Iraq = Vietnam

Turns out they’re right. Iraq is just like Vietnam. Jim Webb, latest Dem standbearer for Iraq abandonment now that even they’re sick of Murtha, illustrates the political, media and popular distortion of the Vietnam War and the shameless abandonment of the Vietnamese people in a 1995 essay helpfully highlighted by Thunder Run. Webb’s “The Triumph of Intellectual Dishonesty” is a must read if you want to understand what the so-called peace camp is now trying to do to Iraq.

Topics: Uncategorized

  Posted by Jules Crittenden at 10:16 pm on Friday, January 26, 2007

6 Responses to “Iraq = Vietnam”

  1. CavMedic Says:

    “With a timing no doubt governed by those in publishing and media circles who wished to capitalize on his odd mea culpa in order to promote old and discredited views from the antiwar left…”

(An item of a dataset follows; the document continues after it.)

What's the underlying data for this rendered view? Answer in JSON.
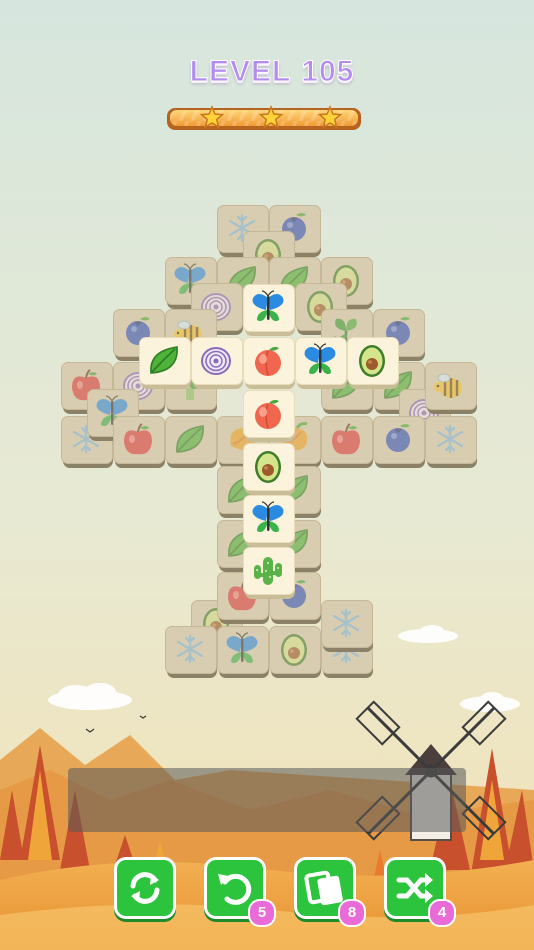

    BWAHAHAHAHAHA!!!-Hey no fair using the good Senator’s own words against him.

    Seriously though, I wonder if the President was to just go ahead and give Webb’s son an honorable discharge from the Marine Corps if he wouldn’t then pull his head out of his fourth point of contact and start to see sense.

    Jim Webb ought to understand the consequences of losing in Iraq better than most of the rest of the congress critters, but he sold his soul to KO$ and company and now he has to pay the piper.

  2. saltydog Says:

    From understanding the intellectual dishonesty of the anti-war bunch, to feet of clay in a decade. If he understood enough to write that article then, how does he justify his behavior now?

  3. Luther McLeod Says:

    Can’t say it any better saltydog, so I can only agree with you. Perhaps someone should point this essay out to Webb, maybe he has forgotten he wrote it.

  4. RebeccaH Says:

    “I’ll tell you why I have no problem doing business in Vietnam. I spent eighteen months there, and I never hated my enemy as much as I did the people who … on me when I came home.”

    If the same thing happens in Iraq, we’ll see a replay of this kind of division, polarizing us even more. It’ll be interesting to see the oh-so-progressive anti-war groups’ take on the resulting tide of illegal immigrants from the Muslim world.

    Webb forgot he wrote this essay because he has become one of the “protected elites” he wrote about.

  5. Bloodthirsty Liberal » Iraq-nam Says:

    [...] But, via Jules Crittenden, another pin-up of the so-called moderate Democrats, James Webb, is revealed to be—oh, how to put this with the utmost respect—two-faced: It had taken years following South Vietnam’s 1975 demise before the cycle of war and its aftermath was complete and a full body of facts, particularly from the communist side, became available. The twentieth anniversary of that overthrow offered a moment ripe for a re-examination of American and South Vietnamese wartime successes in the face of continuing derision at home, and of the now-undeniably ruinous consequences to Vietnam of a communist victory. Instead, the world was treated to a deliberate side-show. [...]

  6. CavMedic Says:

    Steyn says in an essay about the 1970s which quotes a John O’Sullivan book: “The Falklands wasn’t just about the Falklands, any more than Iraq is about Iraq. In Congress today they’re re-subscribing to the defeatist myths — the invincibility of the insurgent, then Marxist, now Islamist, but plus ça change. This invaluable book reminds us that while threats come and go, the pathologies of free societies remain distressingly constant. It feels like the seventies, and it shouldn’t.”

    I am watching a documentary on Discovery Times about the 16 year old Iranian girl who was hung for “violations against chastity”. It has some disturbing images of hangings and stonings and yet this is the enemy that Webb would have us yield the battlefield to. Such a course would be almost unbelievably dishonorable and cowardly, but continuing the fight requires a resolve that seems almost completely absent in America outside of part of the right and a precious few on the left (Hitchens and Lieberman). I believe that I understand quite a bit about human behavior, but such fecklessness is still startling.